A series of unfortunate events
Unfortunate events often occur in pairs and this was no exception. As COVID started closing down countries and international travel, no less than three people I knew in Denmark (my aunt, a former manager and a former class mate) died from Cancer within a span of 8 days. I knew, deep in my heart, I had no other option, but to fly home and participate in my aunts funeral and if possible, the other two.

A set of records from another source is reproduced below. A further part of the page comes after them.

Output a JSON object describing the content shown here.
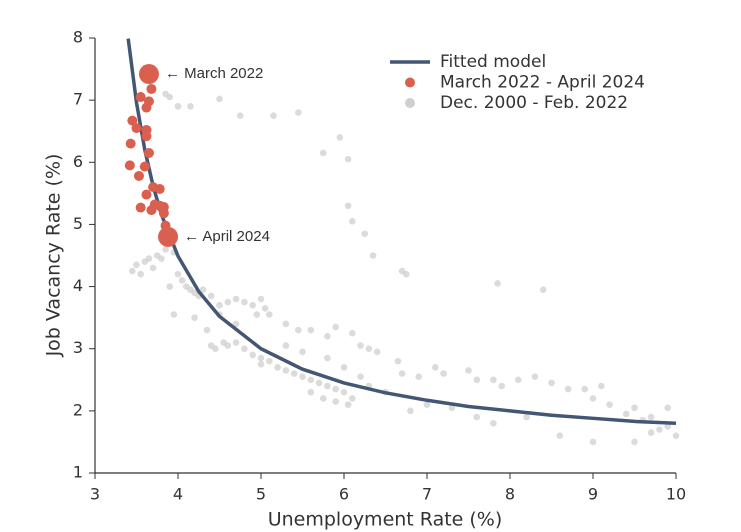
{
  "chart_data": {
    "type": "scatter",
    "xlabel": "Unemployment Rate (%)",
    "ylabel": "Job Vacancy Rate (%)",
    "xlim": [
      3,
      10
    ],
    "xticks": [
      3,
      4,
      5,
      6,
      7,
      8,
      9,
      10
    ],
    "ylim": [
      1,
      8
    ],
    "yticks": [
      1,
      2,
      3,
      4,
      5,
      6,
      7,
      8
    ],
    "grid": false,
    "legend": "upper right",
    "series": [
      {
        "name": "Fitted model",
        "type": "line",
        "color": "#435673",
        "x": [
          3.4,
          3.5,
          3.6,
          3.7,
          3.8,
          4,
          4.25,
          4.5,
          5,
          5.5,
          6,
          6.5,
          7,
          7.5,
          8,
          8.5,
          9,
          9.5,
          10
        ],
        "values": [
          7.99,
          6.96,
          6.2,
          5.62,
          5.16,
          4.49,
          3.92,
          3.52,
          3.0,
          2.67,
          2.45,
          2.29,
          2.17,
          2.07,
          2.0,
          1.93,
          1.88,
          1.83,
          1.8
        ]
      },
      {
        "name": "March 2022 - April 2024",
        "type": "scatter",
        "color": "#d9604f",
        "x": [
          3.65,
          3.68,
          3.55,
          3.65,
          3.62,
          3.45,
          3.5,
          3.62,
          3.62,
          3.43,
          3.65,
          3.42,
          3.6,
          3.53,
          3.7,
          3.78,
          3.62,
          3.72,
          3.78,
          3.55,
          3.68,
          3.83,
          3.83,
          3.85,
          3.88
        ],
        "values": [
          7.42,
          7.18,
          7.05,
          6.98,
          6.88,
          6.67,
          6.55,
          6.52,
          6.42,
          6.3,
          6.15,
          5.95,
          5.93,
          5.78,
          5.6,
          5.57,
          5.48,
          5.32,
          5.3,
          5.27,
          5.23,
          5.28,
          5.18,
          4.98,
          4.8
        ],
        "sizes": [
          10,
          5,
          5,
          5,
          5,
          5,
          5,
          5,
          5,
          5,
          5,
          5,
          5,
          5,
          5,
          5,
          5,
          5,
          5,
          5,
          5,
          5,
          5,
          5,
          10
        ]
      },
      {
        "name": "Dec. 2000 - Feb. 2022",
        "type": "scatter",
        "color": "#cfcfcf",
        "x": [
          3.85,
          3.9,
          4.0,
          4.15,
          4.5,
          4.75,
          5.15,
          5.45,
          5.75,
          5.95,
          6.05,
          6.05,
          6.1,
          6.25,
          6.35,
          6.7,
          6.75,
          7.85,
          8.4,
          3.45,
          3.5,
          3.55,
          3.6,
          3.65,
          3.7,
          3.75,
          3.8,
          3.85,
          3.95,
          4.0,
          4.05,
          4.1,
          4.15,
          4.2,
          4.25,
          4.3,
          4.4,
          4.5,
          4.6,
          4.7,
          4.8,
          4.9,
          5.0,
          5.05,
          5.1,
          4.95,
          5.3,
          5.45,
          5.6,
          5.8,
          5.9,
          6.1,
          6.2,
          6.3,
          6.4,
          3.95,
          4.2,
          4.35,
          4.4,
          4.45,
          4.55,
          4.6,
          4.7,
          4.8,
          4.9,
          5.0,
          5.0,
          5.1,
          5.2,
          5.3,
          5.4,
          5.5,
          5.6,
          5.7,
          5.8,
          5.9,
          6.0,
          6.1,
          5.6,
          5.75,
          5.9,
          6.05,
          6.65,
          6.7,
          6.9,
          7.1,
          7.2,
          7.5,
          7.6,
          7.8,
          7.9,
          8.1,
          8.3,
          8.5,
          8.7,
          8.9,
          9.1,
          9.0,
          9.2,
          9.4,
          9.5,
          9.6,
          9.7,
          9.8,
          9.9,
          10.0,
          9.5,
          9.7,
          9.9,
          7.0,
          7.3,
          7.6,
          7.8,
          8.2,
          8.6,
          9.0,
          6.3,
          6.5,
          6.8,
          6.2,
          6.0,
          5.8,
          5.5,
          5.3,
          4.5,
          4.7,
          3.9
        ],
        "values": [
          7.1,
          7.05,
          6.9,
          6.9,
          7.02,
          6.75,
          6.75,
          6.8,
          6.15,
          6.4,
          6.05,
          5.3,
          5.05,
          4.85,
          4.5,
          4.25,
          4.2,
          4.05,
          3.95,
          4.25,
          4.35,
          4.2,
          4.4,
          4.45,
          4.3,
          4.5,
          4.45,
          4.6,
          4.55,
          4.2,
          4.1,
          4.0,
          3.95,
          3.9,
          3.85,
          3.95,
          3.85,
          3.7,
          3.75,
          3.8,
          3.75,
          3.7,
          3.8,
          3.65,
          3.55,
          3.55,
          3.4,
          3.3,
          3.3,
          3.2,
          3.35,
          3.25,
          3.05,
          3.0,
          2.95,
          3.55,
          3.5,
          3.3,
          3.05,
          3.0,
          3.1,
          3.05,
          3.1,
          3.0,
          2.9,
          2.85,
          2.75,
          2.8,
          2.7,
          2.65,
          2.6,
          2.55,
          2.5,
          2.45,
          2.4,
          2.35,
          2.3,
          2.2,
          2.3,
          2.2,
          2.15,
          2.1,
          2.8,
          2.6,
          2.55,
          2.7,
          2.6,
          2.65,
          2.5,
          2.5,
          2.4,
          2.5,
          2.55,
          2.45,
          2.35,
          2.35,
          2.4,
          2.2,
          2.1,
          1.95,
          2.05,
          1.85,
          1.9,
          1.7,
          1.75,
          1.6,
          1.5,
          1.65,
          2.05,
          2.1,
          2.05,
          1.9,
          1.8,
          1.9,
          1.6,
          1.5,
          2.4,
          2.3,
          2.0,
          2.55,
          2.7,
          2.85,
          2.95,
          3.05,
          3.55,
          3.4,
          4.0
        ]
      }
    ],
    "annotations": [
      {
        "text": "← March 2022",
        "x": 3.65,
        "y": 7.42
      },
      {
        "text": "← April 2024",
        "x": 3.88,
        "y": 4.8
      }
    ]
  }
}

It was 48 intense hours, trying to contact authorities across several nations to ensure we could board a plane and make it all the way; keep in mind, there are no direct flights between Seattle and Copenhagen, Denmark. To make matters even more 'interesting', my Daughter's Danish passport was still in Denmark as we didn't get to receive it in time, after being home during New Years, due to an error with the clerks office in a Church in Denmark. As a Danish national, you are supposed to always travel to Denmark and enter, on your Danish passport. After getting the green-light to travel and with expectations that we would be able to enter Denmark, the last question to answer was really, "should we do it? is it worth the risk?" - Traveling during a global pandemic, is pretty much how a pandemic spreads; what were we going to do when we arrived in Denmark? Could we quanrantine? what if we got sick on the way? All of those thoughts, with the added pressure of seeing country after country announce how they closed their borders; we eventually came to the conclusion that, it was important for me to be around my Family in times of hardship; so we booked our flights and went back home.
Stuck for a while
We arrived in Copenhagen on a fully booked flight, filled with Danes and Swedes who had been in North and South America.
We moved in with my in-laws, expecting to stay a few weeks while we quarantined and expecting to fly back within a month or two; after all - how bad could it all be? Little did we know, that everything closed down and travel bans starting to take effect ...
In the end, we were there for 4 months before returning to the US in late July.
Working from home
Throughout the 4 months in Denmark, I had been working from Maria's parents' caravan, mostly working hours with overlap with the timezones covering the Americas; this mean little to no sleep, limited time with family incl my daughter and less than ideal working conditions.
When flying back to the US, I went the office to grab some equipment out of my former office and established an actual home office, within our bedroom. Fast forward to february of this year, I had been working from home from our bedroom for more than 6 months; we were ready to move back to Denmark.
Reorgs, reorgs, reorgs
If there's one thing I have experienced at Microsoft in the US, it's reorgs every, single, summer. The summer of 2020 was no exception and my team was moved under a part of Developer Division - as a result, my skip-level managers' manager, had changed.
Developer Division within Microsoft had also put in a ban on transfers, unless following a few exceptions incl. issues with obtaining/renewing VISA; neither of the exceptions would fit my current situation; however they also allowed Microsoft Employess to temporarily work from their home countries for up six months, if the COVID situation would impact their ability to fly back to Redmond. As a result, in March, we flew to Denmark, with a hope that everything would get solved in due time.
In late August, I signed my new contract, returning to Microsoft Development Center Copenhagen, which I joined 10 years ago as a Student worker. I will keep reporting to the DevTest Labs team in Redmond, WA.
I'll miss the US
I'll definitely miss the US and Washington State; while there are things I fundamentally disagree with, especially the US' stance on "socialism", the Pacific Northwest has absolutely stunning nature and some of the kindest people I have ever met. All in all, it was a great place to be!
I have made quite a few friends during my tenure there and I hope to be back visiting, as soon as COVID allows - as well as bringing my Daughter when she gets old enought to understand that her story began in Bellevue, WA and Redmond, WA.